Il leur fallait repartir en sens inverse. L’été dardait un soleil rasant sur le labyrinthe ouaté de fumées. Enhardis par la première promenade, ils décidèrent d’une autre route pour le retour. À l’aventure dans l’inconnu de Manhattan, osant changer de cap, défiant le quadrillage mystérieux des rues et des avenues. Ils remontèrent en direction d’Upper Manhattan, suivant la 1ère avenue le long de l’East River, puis obliquèrent à nouveau vers la forêt de béton sur la 48ème rue, face au soleil vers l’ouest. Il y avait parfois des clairières entre les masses verticales. Et ils entrevoyaient à chaque fois la forme du même totem géant qui insistait entre les découpes plus basses des autres gratte-ciels. Insensiblement leurs pas se dirigeaient vers l’érection gigantesque. Ils écartaient les derniers buildings, les dernières branches dans la jungle, regards vissés sur le colosse qui pointait au zéphyr. Ils fendaient la foule dense comme torrents et cascades, passaient entre les enseignes lumineuses et criardes comme les oiseaux d’Amazonie, coupaient les lianes compactes des files de voitures aux croisements rectilignes sous la machette aiguisée de leurs doigts enlacés, se serraient dans les cohortes de fourmis rouges aux passages piétons, « walk, don’t walk ». Et bientôt l’enceinte sacrée révéla son corps entier à leurs yeux écarquillés. Un groupe de dix-neuf skyscrapers – unis et en osmose – se dressait autour du donjon central de soixante-dix étages. Le Rockefeller Center. Une grappe de temples longilignes, avec au centre le sanctuaire en forme d’arène, agora de boutiques et de bistrots chics, où les golden boys (and girls) – tels des lions dans le crépuscule de la savane bétonnée – s’abreuvaient d’un apéritif en plein air. Ils avançaient, gazelles urbaines au regard vif. Ils avaient soif aussi. Alors ils s’assirent au milieu des tribus de fauves, et là, sous le soleil rouge, commandèrent un verre de vin blanc de cépage Sauvignon. La serveuse était étonnée – ils étaient si funny ces français.

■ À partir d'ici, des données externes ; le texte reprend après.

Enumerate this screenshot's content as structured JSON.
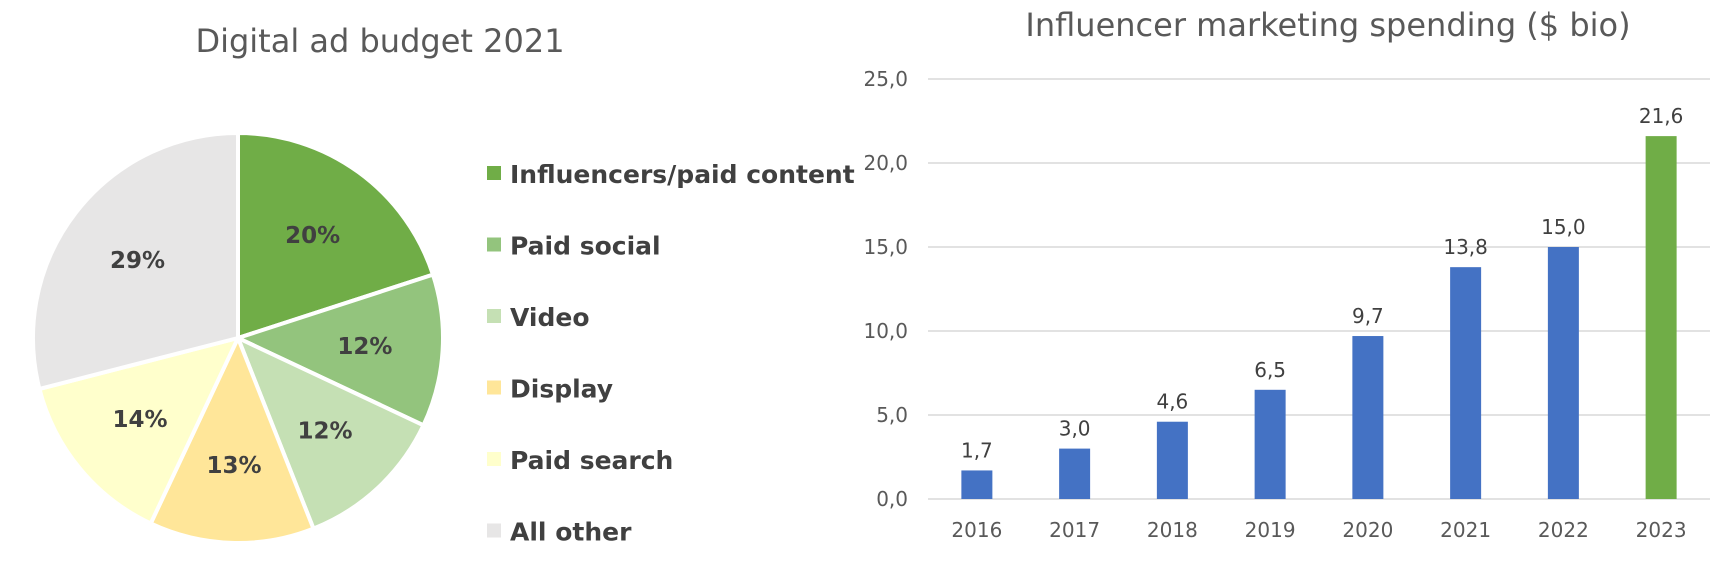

Ils goûtaient le vin blanc à petites gorgées – minuscules – regard à gauche, regard à droite, regard au ciel. Assis au milieu du centre du monde, dans la foule du début de soirée. Antilopes paisibles, et le vin à petites lampées. Ils se disaient des mots pour aider à la découverte, des mots en alerte. Et des mots en recul, en recueil, pour freiner l’étonnement. C’était un rêve, et une langueur confortable après leur premier choc dans la ville tentaculaire. Leurs corps s’abandonnaient, dans le confort des fauteuils de toile blanche là dans ce bar, en plein air sur la plazza de Rockefeller Center. Il y avait toujours les sirènes, le bruit des moteurs, le brouhaha sans fin et la nuée des banlieusards, tout ça au loin, et pourtant en plein dans les yeux et les oreilles. Et ils se laissaient caresser par les symphonies brutales de la ville. Soulante. Lentement ils s’enlisaient et s’unissaient, s’accouplaient avec les couleurs et les odeurs, avec les clameurs de Manhattan. Et le vin blanc murmurait des poèmes dans leurs verres. Autour d’eux, les New Yorkais causaient, avec des mouvements de tête, de grands gestes du bras et des inflexions du doigt. C’étaient des gens qui vivaient là, sans savoir qu’à quelques mètres d’eux il y avait deux amoureux éperdus de vertige, éperdus d’ivresse claire dans le corps consentant de la cité sans fin. Le vin était un peu cher, mais il avait dit – On s’en reprend un petit, non, tu en dis quoi ? Elle avait répondu – Oh oui !
Ils avaient pris le temps, gardé le temps, et demandé le temps à la ville verticale. Elle leur était acquise, ils avaient, dans la communion offerte par le début de soirée, entendu Manhattan leur souhaiter bienvenue, un privilège rare réservé aux amants. La ville verticale était à leur chevet. Maintenant, ils marchaient de retour, vers l’hôtel, sans aucune crainte, habitués, sur les trottoirs fumants conquis, passant les bouches de métro, sans hâte, et sans attente. Ils croisèrent à nouveau le maelström de Times Square, puis les ruelles cruelles des « peep shows », sur la 42ème ouest. Ils avaient quelques minutes auparavant croisé Grand Central, la gare des films d’Hitchcock. Et voilà que l’hôtel n’était plus qu’à quelques centaines de mètres, ils distinguaient au loin le panneau lumineux. Ils étaient exténués. Et fous de liberté.